Nevertheless, we would like to acknowledge several limitations in our study. Firstly, this is a retrospective cross-sectional study that makes it difficult to extrapolate the findings to the actual natural history of this condition in pregnancy. Nevertheless, our findings do suggest that chronic HBV infection is not necessarily quiescent when a female patient goes through pregnancy. Secondly, we have tried as best as possible to match a similar cohort of non-pregnant patients as controls, by their gender, age and HBeAg status and shown that when these confounders are controlled, more chornic HBV infected mothers have clinical events as compared to controls. Although our controls were not matched for viral genotype, it is notable that an earlier-mentioned study did not find this to be a significant determinant for HBeAg loss [18]. Just like the Taiwanese population studied, we have previously found that our HBV-infected patients were also predominantly infected by HBV genotypes B and C [19]. We are also aware that we did not include non-HBV infected pregnant females as separate controls. This was because previous study [20] has already shown that s. ALT in pregnancy, albeit higher in the second trimester of pregnancy in normal female subjects when compared with non-pregnant controls, remained well within the normal limits. Thus pregnancy per se could not have accounted for the elevated s. ALT in our pregnant, HBV-infected patients. Thirdly, as this was a retrospective study involving asymptomatic mothers, they tend to report about their pregnancy only as and when they return for their originally scheduled routine follow-up for HBV infection at our centre, this explains why all mother’s data or sera were not drawn at the same time points of their pregnancy. Hence, while some mothers were identified and monitored from the first trimester of pregnancy, others were included in the study from a later part of their pregnancy. Also, a proportion of patients were referred by their primary care doctors who had been following their pregnancies till a screening test for HBV infection was positive. Although these patients were largely asymptomatic (except for one who was referred for an elevated ALT level), they tended to be referred to our centre later in pregnancy, usually at second or third trimester.

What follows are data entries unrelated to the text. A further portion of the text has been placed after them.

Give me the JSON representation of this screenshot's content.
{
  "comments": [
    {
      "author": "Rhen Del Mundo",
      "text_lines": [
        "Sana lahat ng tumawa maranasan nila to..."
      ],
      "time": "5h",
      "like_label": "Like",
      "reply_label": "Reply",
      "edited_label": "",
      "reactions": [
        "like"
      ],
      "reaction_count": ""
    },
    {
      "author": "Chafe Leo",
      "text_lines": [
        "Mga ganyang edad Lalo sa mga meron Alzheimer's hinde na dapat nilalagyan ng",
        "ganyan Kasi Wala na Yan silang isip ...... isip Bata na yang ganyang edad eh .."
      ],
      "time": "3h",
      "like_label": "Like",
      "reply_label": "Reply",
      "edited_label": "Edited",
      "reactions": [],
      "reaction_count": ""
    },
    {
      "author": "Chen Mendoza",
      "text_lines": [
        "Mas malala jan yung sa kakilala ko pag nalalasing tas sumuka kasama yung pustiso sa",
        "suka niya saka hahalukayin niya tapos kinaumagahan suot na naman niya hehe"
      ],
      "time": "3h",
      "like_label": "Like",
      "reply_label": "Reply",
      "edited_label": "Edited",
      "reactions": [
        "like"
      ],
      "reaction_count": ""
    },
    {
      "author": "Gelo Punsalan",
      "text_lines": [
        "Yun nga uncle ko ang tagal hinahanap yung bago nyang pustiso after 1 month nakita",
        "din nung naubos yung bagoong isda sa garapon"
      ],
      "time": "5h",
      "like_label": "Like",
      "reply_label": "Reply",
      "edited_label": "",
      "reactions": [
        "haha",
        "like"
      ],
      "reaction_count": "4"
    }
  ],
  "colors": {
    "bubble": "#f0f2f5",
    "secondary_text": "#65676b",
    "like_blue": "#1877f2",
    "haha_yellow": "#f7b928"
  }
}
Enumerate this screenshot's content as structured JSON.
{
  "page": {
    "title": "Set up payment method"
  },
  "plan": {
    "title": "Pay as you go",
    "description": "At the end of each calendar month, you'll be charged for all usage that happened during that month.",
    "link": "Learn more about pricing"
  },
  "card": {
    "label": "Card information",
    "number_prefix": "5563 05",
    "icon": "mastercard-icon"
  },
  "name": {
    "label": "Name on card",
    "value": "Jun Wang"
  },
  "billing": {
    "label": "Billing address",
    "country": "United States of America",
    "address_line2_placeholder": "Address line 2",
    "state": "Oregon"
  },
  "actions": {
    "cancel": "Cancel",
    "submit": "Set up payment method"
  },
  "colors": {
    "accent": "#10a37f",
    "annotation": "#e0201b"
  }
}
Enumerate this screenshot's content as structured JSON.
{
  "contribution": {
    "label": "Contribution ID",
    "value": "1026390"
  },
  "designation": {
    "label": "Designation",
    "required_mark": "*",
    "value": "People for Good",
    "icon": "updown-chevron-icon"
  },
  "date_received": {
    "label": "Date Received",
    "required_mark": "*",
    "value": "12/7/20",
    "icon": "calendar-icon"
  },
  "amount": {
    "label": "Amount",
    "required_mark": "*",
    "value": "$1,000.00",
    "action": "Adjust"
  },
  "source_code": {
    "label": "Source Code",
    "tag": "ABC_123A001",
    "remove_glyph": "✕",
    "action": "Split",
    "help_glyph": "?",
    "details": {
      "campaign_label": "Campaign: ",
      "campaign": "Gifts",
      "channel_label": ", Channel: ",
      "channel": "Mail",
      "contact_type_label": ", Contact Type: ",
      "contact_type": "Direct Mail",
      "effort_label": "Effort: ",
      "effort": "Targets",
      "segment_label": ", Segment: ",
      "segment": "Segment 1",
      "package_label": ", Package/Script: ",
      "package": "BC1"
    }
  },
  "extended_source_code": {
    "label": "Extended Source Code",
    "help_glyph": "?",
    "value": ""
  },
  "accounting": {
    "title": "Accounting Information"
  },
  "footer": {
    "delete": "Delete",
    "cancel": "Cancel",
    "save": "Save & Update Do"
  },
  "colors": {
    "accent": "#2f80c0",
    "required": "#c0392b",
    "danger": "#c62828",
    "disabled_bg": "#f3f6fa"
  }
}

Finally, it is important to appreciate the variability in the clinical manifestation of acute exacerbation of chronic hepatitis B during the peri-pertum period. The clinical events in our study were limited to elevated ALT levels, HBeAg loss or seroconversions, and mothers with clinical events had only mild disease followed by spontaneous resolution. It was fortunate that none of our patients had a fatal clinical event. However, this is not always the case. In a retrospective study conducted by Wong et al. [21] in Singapore, the medical records of obstetric patients with abnormal liver function tests were reviewed to determine the common causes. In this study, a total of 48 patients were studied, of which the cause in three patients was attributed to hepatitis B ‘flare’. Two of these patients required urgent referrals to a liver transplant centre. Unfortunately, both deteriorated rapidly and demised before they could be transplanted. One deteriorated while in the third trimester while the other deteriorated in the second week post-partum. At the time of decompensation, one patient had HBeAg-positive viraemia, while the other had HBeAg-negative viraemia. All three patients presented while in their third trimester of pregnancy. It is not known if any of these patients were on herbal or immunomodulatory drugs at the time of disease activity.

Conclusions

The findings of our cohort study, consistent with those in some of the earlier reports, suggest that pregnancy is likely to be associated with serum ALT elevation and HBeAg loss in patients with chronic HBV infection in the peri-partum period. While a large scale, prospective study of HBV patients going through pregnancy would be necessary to help shed more light to this condition, it would be prudent for now to keep a closer follow-up on chronic HBV-infected, pregnant females in order to render them early treatment, whenever indicated, to avoid potentially serious maternal morbidity and mortality that may be associated with acute exacerbations of chronic hepatitis B.

(No external sources of funding were received for this study.)